Cechy i role przypisuje się arbitralnie (np. od dzisiaj ten statek uważamy za najważniejszy we flocie, tę panią uważamy za najbardziej utalentowaną poetkę). Jeśli jakaś pustynia jest najgorętsza to naprawdę jest najgorętsza i nie ma co jej tego przypisywać.
Spójnik „jednak” łączy zdania, które stoją ze sobą w jakiejś sprzeczności lub kontraście i wskazuje, że mimo sprzeczności te cechy lub zdarzenia udało się połączyć. Nie łączy się spójnikiem „jednak” stwierdzeń, które nijak się mają do siebie.
Wiele stworzeń ewoluowało, aby przetrwać każdy upalny dzień. Niektóre kopały głębokie tunele, inne miały na swoim ciele dziwną skorupę.
Mówisz, że lubisz krótkie zdania a zobacz: tu masz aż cztery niepotrzebne wyrazy pod rząd. Inne miały skorupę. Tyle.
Tip dla fantastyki ogólnie: ja wiem, że settingi w fantastyce często mają być interesujące i egzotyczne, ale jeśli chcesz opisać coś dziwnego, to opisz to tak, by czytelnik sam wykombinował, że jest dziwne. Pisanie „dziwne” wcale nie wywołuje w czytelniku jakiegoś szczególnie interesującego wyobrażenia.

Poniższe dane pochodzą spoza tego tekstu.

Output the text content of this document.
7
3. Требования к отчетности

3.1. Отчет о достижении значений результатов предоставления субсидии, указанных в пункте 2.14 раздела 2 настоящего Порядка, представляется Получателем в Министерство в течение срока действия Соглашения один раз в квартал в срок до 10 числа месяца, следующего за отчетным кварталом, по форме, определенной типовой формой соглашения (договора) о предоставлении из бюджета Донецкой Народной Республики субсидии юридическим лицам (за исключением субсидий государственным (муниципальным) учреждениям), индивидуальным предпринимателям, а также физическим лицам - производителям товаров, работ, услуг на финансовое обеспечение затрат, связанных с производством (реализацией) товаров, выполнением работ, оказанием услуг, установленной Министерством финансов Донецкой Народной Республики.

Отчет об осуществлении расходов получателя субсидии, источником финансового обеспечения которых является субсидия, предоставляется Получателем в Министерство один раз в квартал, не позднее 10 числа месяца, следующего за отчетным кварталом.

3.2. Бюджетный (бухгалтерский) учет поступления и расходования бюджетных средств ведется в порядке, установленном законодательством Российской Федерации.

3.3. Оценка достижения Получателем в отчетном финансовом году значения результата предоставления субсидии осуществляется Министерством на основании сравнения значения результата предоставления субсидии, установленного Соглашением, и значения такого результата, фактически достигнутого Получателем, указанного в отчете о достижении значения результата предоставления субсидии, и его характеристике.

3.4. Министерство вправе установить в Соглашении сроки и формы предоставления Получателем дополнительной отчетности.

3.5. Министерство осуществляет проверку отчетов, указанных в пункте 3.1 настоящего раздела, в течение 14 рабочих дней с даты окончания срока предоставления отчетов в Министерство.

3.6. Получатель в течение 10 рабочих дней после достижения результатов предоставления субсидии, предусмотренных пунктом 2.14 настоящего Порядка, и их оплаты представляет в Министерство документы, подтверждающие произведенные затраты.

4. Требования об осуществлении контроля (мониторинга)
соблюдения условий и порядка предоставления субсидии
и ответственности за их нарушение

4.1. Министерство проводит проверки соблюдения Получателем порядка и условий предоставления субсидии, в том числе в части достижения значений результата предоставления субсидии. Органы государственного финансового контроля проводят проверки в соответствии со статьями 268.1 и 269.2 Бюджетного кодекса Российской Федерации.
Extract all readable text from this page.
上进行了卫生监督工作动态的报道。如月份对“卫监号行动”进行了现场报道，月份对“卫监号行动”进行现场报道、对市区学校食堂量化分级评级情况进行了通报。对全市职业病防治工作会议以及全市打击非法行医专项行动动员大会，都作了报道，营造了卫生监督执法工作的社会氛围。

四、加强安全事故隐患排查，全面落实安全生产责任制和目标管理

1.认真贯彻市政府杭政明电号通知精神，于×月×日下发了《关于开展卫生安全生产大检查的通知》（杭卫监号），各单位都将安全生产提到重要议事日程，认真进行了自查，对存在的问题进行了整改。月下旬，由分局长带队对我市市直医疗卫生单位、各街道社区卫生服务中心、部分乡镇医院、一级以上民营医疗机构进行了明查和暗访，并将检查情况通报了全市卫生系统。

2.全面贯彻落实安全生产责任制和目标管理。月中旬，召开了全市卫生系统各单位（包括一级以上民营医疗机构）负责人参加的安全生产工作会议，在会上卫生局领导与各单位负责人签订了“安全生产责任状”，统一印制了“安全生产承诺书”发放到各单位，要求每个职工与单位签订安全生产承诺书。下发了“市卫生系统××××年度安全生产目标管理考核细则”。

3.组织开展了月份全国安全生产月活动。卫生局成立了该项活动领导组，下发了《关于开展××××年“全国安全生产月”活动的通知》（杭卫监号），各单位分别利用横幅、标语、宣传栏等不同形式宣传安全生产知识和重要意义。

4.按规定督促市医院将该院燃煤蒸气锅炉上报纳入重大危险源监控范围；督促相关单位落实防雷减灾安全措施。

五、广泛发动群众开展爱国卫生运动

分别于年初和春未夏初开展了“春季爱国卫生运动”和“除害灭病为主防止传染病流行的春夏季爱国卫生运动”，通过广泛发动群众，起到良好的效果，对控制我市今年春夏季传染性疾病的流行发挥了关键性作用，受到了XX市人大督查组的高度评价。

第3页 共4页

Najwyżej położone punkty ogromnego kontynentu zostały osobnymi państwami.
Słowo, którego szukasz to „wyspa”. Osobne państwa istnieją nawet na nieprzerwanym lądzie.
Parł naprzód, przez kolejne wydmy, dając reszcie przykład ogromnej siły fizycznej
Bo… niósł po kowadle w każdej ręce?
Jeśli przykładem czegoś miało być parcie, to był to przykład wytrwałości/wytrzymałości.
O uzębieniu nikt z załogi wolał nie wspominać.
Niby nie błąd, ale jakieś to… niesmaczne i niepasujące do reszty. Humorem fekalno-bakteriologicznym trzeba umieć grać, by nie wyszło nam prymitywne „hehe, pierdnął, hehe”. Tutaj trochę niestety poszło w to ostatnie.
- Daleko jeszcze? - spytał Akuan. Mężczyzna w wieku Aleksa bardzo źle znosił upały.
No faktycznie ni kuku nie wiadomo ani, kim Aleks, ani po co Aleks, ani ile kto ma lat. Jedyna informacja, jaką z tego zdania wyciągamy (bo jeszcze nie wiemy przecież, że obok idzie jakiś Aleks!) to „O, w tym świecie Aleks to chyba jakieś zwyczajowe określenie jak Matuzalem u nas, i widocznie zamiast mówić, że ktoś jest stary eufemistycznie określa się go jako osobę w wieku Aleksa”.
Bo inaczej ten piasek będzie ostatnią rzeczą, jaką zobaczysz pod koniec swojego marnego życia.
Który raz ja to już mówię… to jest parodia, tak? Celowo podajesz tekst, który pojawia się w absolutnie każdym dziele z udziałem złego zakapiora, żeby zadrwić z tego, jak bardzo jest oklepany, prawda?
Jego diamentowe oczy odwrócone w kierunku Oceanu Szerokiego były obojętne.
Oczy zrobione z diamentu czy oczy w kolorze diamentu? Bo jeśli w kolorze diamentu, to fuj, bo mu widać siatkówkę. A jeśli zrobione z diamentu, to jak on widzi?
Jakby niczego nie oczekiwał z tej podróży. Zrobić co trzeba I wracać. Traktował to jak zwykłą robotę.
Każde z tych trzech zdań w tym kontekście znaczy z grubsza to samo, wystarczy wybrać jedno.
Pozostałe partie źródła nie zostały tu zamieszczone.